Kamis, 13 Agustus 2020 20:32

Teknologi Pengenalan Wajah, Keturunan Asia dan Afrika 100 Kali Lebih Sering Salah Diidentifikasi

Nur Hidayat Said
Konten Redaksi Rakyatku.Com
Ilustrasi. (Foto: Shutterstock)
Ilustrasi. (Foto: Shutterstock)

Menurut Washington Post, warga Amerika keturunan Asia dan Afrika 100 kali lebih sering salah diidentifikasi dibanding laki-laki kulit putih.
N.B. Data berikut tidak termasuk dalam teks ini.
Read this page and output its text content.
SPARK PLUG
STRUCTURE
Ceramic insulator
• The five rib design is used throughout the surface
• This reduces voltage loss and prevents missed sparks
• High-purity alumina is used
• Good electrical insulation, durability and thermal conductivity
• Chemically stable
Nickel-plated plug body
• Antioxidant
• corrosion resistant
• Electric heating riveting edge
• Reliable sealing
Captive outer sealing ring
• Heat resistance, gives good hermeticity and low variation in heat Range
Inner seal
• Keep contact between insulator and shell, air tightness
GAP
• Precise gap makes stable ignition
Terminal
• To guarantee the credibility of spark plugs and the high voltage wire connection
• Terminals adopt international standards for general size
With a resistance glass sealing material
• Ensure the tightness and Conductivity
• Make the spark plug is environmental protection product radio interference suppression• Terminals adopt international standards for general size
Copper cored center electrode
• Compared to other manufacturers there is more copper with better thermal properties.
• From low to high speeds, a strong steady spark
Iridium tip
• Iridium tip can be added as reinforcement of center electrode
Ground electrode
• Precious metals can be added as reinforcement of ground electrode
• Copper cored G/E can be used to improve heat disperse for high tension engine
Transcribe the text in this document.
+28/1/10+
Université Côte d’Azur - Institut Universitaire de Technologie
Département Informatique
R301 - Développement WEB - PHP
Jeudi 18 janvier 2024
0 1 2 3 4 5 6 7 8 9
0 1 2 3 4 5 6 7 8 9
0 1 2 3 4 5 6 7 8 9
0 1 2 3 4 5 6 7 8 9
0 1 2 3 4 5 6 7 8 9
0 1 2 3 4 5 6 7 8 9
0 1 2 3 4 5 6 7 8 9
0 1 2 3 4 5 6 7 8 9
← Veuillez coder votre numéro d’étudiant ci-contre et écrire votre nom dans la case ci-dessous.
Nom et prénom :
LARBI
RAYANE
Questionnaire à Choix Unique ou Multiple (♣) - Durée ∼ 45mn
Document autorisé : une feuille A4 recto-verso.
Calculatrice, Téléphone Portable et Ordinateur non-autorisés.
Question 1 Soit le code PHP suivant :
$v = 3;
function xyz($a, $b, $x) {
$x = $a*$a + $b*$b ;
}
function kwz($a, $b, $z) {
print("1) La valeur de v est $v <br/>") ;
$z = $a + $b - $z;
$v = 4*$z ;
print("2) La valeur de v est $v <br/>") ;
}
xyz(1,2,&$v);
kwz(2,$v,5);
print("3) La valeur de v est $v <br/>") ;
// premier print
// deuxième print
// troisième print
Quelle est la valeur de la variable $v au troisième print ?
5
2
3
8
Kalaupun teknologi ini melakukan identifikasi secara benar, banyak yang menilai tidak seharusnya digunakan.

RAKYATKU.COM - Para aktivis ingin agar polisi dilarang menggunakan teknologi pengenalan wajah dan kini sebagian perusahaan teknologi raksasa mengurangi kerja sama dengan aparat penegak hukum.

Microsoft baru-baru ini mengumumkan tidak akan menjual teknologi pengenalan wajah pada kepolisian di Amerika Serikat, setidaknya hingga ada aturan hukum federal untuk mengatur hal ini.

Sebelumnya IBM dan Amazon juga mengumumkan kebijakan serupa. Kedua perusahaan teknologi raksasa itu mengumumkan pembatasan rencana untuk menjual teknologi pengenalan wajah. Ini sebagai tanggapan terhadap demonstrasi anti-rasisme yang meluas di seluruh dunia Juni lalu, pasca meninggalnya warga kulit hitam George Flyod di tahanan polisi di Minneapolis, Minnesota 25 Mei lalu.

Baca Juga : AS Kirim VAMPIRE ke Ukraina 

Mereka yang menentang mengatakan piranti pengenalan wajah itu cacat. Associate Director of Community Organizing di Electronic Frontier Foundation, Nathan Sheard, mengatakan, “Piranti itu gagal atau salah mengidentifikasi perempuan, anak muda dan orang dengan warna kulit lebih gelap. Teknologi itu yang saat ini digunakan. Basis data yang diambil – termasuk arsip foto mereka yang pernah ditangkap polisi – lebih banyak yang mewakili kelompok minoritas, warga kulit hitam, pekerja migran dan perempuan transgender; akan memperburuk ketidakadilan yang memang sudah ada dalam sistem hukum pidana kita.”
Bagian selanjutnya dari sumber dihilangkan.